Daniel Negreanu’s top PGT results

Year Tournament Place Prize 
2021 $25,000 No Limit Hold’em – Aria High Roller 18 3rd $108,000 
2021 $50,000 No Limit Hold’em – PokerGO Cup #7 1st $700,000 
2021 $50,000 Pot Limit Omaha – High Roller 3rd $519,764 
2021 $50,000 No Limit Hold’em – High Roller 3rd $661,041 
2022 $25,000 No Limit Hold’em – PokerGO Cup #6 1st $350,000 
2022 $300,000 No Limit Hold’em – Super High Roller Bowl VII 1st $3,312,000 

Sponsorships and Controversy

In June 2007, Negreanu signed a sponsorship deal with PokerStars, the leading operator in the gaming industry at the time. According to reports, Negreanu earned nearly $4,000,000 annually from this deal.
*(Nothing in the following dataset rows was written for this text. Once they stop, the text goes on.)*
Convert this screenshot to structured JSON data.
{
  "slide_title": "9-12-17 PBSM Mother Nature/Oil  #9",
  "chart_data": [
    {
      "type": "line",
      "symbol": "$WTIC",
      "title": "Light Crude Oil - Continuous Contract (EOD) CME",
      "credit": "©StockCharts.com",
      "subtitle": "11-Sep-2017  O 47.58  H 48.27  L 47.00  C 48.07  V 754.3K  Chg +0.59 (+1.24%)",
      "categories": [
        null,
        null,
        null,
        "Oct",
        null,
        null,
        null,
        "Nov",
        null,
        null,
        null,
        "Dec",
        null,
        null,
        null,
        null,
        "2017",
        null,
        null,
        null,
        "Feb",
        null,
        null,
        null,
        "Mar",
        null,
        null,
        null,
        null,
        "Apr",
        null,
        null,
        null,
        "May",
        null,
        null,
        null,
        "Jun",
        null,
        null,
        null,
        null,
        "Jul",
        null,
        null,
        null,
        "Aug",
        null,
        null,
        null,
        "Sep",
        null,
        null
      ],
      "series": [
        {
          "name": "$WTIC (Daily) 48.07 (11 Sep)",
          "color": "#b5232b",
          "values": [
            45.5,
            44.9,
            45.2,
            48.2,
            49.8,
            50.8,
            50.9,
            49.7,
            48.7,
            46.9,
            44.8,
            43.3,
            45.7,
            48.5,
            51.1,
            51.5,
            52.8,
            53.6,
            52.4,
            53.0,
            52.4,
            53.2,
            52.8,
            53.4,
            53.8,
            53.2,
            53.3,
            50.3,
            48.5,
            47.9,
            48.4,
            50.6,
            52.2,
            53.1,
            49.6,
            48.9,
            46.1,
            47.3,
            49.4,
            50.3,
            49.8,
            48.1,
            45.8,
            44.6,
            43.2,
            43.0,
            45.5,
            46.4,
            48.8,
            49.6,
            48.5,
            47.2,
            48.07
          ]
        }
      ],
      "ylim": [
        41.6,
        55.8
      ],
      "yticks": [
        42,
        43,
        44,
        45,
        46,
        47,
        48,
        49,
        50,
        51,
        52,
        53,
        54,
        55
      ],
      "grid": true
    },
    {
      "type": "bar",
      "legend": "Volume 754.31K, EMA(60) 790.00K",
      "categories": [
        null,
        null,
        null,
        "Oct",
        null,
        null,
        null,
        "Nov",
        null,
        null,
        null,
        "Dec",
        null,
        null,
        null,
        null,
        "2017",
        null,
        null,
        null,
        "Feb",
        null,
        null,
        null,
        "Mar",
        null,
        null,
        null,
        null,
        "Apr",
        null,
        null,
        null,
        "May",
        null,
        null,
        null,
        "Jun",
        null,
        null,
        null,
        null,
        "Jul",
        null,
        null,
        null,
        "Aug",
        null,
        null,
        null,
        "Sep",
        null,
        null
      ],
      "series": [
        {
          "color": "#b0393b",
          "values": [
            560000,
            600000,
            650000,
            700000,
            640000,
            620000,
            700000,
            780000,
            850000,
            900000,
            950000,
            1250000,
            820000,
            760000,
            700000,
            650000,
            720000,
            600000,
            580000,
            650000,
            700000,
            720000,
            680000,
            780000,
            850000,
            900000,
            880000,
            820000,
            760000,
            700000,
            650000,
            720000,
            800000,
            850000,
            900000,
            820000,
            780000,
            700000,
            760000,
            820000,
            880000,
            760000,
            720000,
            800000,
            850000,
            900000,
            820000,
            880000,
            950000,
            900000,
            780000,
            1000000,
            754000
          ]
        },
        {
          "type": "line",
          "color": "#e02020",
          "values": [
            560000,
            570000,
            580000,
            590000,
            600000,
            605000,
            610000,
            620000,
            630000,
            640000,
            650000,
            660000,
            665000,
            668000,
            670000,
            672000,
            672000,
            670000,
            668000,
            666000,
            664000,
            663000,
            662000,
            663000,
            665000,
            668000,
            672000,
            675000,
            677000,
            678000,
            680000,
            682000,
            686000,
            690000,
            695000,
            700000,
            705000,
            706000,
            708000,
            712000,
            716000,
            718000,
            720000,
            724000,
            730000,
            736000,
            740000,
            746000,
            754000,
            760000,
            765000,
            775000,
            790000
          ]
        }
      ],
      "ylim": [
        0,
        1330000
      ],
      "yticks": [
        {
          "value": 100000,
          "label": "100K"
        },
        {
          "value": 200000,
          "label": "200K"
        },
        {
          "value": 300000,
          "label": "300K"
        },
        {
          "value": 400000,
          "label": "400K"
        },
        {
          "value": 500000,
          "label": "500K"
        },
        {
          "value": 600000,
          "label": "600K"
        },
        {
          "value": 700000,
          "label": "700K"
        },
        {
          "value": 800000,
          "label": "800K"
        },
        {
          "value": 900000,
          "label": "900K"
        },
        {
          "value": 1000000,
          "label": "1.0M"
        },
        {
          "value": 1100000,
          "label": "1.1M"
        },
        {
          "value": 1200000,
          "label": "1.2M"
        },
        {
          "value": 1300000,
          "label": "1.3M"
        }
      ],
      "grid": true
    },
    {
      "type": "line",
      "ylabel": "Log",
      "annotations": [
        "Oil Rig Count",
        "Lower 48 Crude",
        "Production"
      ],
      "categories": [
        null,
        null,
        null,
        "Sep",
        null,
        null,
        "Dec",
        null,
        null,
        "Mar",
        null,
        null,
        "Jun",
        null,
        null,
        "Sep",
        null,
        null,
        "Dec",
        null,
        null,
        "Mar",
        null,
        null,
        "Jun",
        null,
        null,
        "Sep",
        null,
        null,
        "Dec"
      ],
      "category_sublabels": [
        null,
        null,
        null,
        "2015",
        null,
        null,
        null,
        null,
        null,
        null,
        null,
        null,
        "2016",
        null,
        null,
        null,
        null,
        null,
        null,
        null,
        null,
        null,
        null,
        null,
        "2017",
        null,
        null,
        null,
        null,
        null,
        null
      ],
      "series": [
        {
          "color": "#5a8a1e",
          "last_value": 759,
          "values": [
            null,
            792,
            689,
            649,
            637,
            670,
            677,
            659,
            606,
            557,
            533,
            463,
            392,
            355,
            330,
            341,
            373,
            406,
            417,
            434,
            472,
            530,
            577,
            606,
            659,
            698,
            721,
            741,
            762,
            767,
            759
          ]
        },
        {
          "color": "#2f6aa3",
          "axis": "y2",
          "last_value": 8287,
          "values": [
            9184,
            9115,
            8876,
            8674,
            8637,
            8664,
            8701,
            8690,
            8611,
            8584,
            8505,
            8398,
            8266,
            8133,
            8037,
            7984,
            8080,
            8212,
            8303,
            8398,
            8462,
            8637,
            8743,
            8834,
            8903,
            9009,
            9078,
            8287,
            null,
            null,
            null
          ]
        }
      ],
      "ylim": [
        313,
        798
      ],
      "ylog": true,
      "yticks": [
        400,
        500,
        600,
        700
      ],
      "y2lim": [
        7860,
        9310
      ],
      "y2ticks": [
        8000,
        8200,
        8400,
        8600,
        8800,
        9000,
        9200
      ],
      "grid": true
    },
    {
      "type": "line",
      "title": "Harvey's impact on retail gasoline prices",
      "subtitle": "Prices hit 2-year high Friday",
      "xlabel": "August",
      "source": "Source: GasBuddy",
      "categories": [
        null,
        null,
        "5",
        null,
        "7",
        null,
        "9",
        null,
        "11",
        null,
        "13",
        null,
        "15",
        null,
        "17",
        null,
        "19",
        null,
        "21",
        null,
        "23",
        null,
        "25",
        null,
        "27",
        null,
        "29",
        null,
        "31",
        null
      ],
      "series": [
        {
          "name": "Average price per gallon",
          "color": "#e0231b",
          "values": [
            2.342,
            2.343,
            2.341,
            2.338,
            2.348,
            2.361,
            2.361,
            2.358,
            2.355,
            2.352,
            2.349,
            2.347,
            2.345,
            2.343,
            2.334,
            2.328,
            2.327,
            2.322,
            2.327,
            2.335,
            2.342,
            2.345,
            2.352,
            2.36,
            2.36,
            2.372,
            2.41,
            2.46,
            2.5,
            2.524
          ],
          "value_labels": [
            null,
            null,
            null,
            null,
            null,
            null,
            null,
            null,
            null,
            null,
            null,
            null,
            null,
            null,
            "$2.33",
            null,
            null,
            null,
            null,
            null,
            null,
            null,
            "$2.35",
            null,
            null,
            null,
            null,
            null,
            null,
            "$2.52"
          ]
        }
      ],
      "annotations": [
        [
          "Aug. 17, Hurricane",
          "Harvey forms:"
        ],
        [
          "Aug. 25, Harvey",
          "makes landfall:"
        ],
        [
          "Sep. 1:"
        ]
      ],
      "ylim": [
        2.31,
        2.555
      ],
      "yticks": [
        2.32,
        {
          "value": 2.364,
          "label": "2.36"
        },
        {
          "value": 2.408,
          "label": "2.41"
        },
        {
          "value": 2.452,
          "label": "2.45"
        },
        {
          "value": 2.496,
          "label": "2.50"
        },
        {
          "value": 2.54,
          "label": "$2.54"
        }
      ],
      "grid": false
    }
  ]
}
It included a base yearly salary, various live and online buy-ins, and paid expenses when playing PokerStars tour events.

On May 23, 2019, after nearly 12 years as a member of Team PokerStars, Negreanu announced he and PokerStars were parting ways. Six months later, Negreanu announced on his Twitter that he would be joining GGPoker as a network ambassador.

There has been a lot of criticism about his work as a GGPoker Ambassador. Some were about his famous “More rake is better” quote; others were about the lack of comments about problems like the superuser scandal, etc.

Losing $1.2 Million to Doug Polk

In 2014, Negreanu said he could quickly master and crush the highest stakes of 6-Max No Limit Hold’em online games. After hearing about it, Doug felt it was a low blow for players who spent hundreds of hours studying and playing to master the format.

That was just the beginning of the six-year-long beef between the two before, on July 29, 2020, Negreanu accepted Polk’s challenge for a Heads-up match.

After the first 12,500 hands were played, Polk won around $800,000, and Daniel, as a losing player, had an option to quit, but he declined, and the play continued.

Daniel played much better in the other half of the challenge, and even Polk admitted that he was surprised at how well he was doing. Daniel even had a big session, winning $385,000 while the challenge was nearing the end.

After a big session from Negreanu, Polk changed to more of a passive/defensive style, trying to protect his lead and win the challenge. Polk started tanking and limping to keep pots smaller, and Negreanu couldn’t adjust, which led to Polk having the highest win rate in the series.

Ultimately, Polk won an astonishing $1,2 million, translating to $48/hand.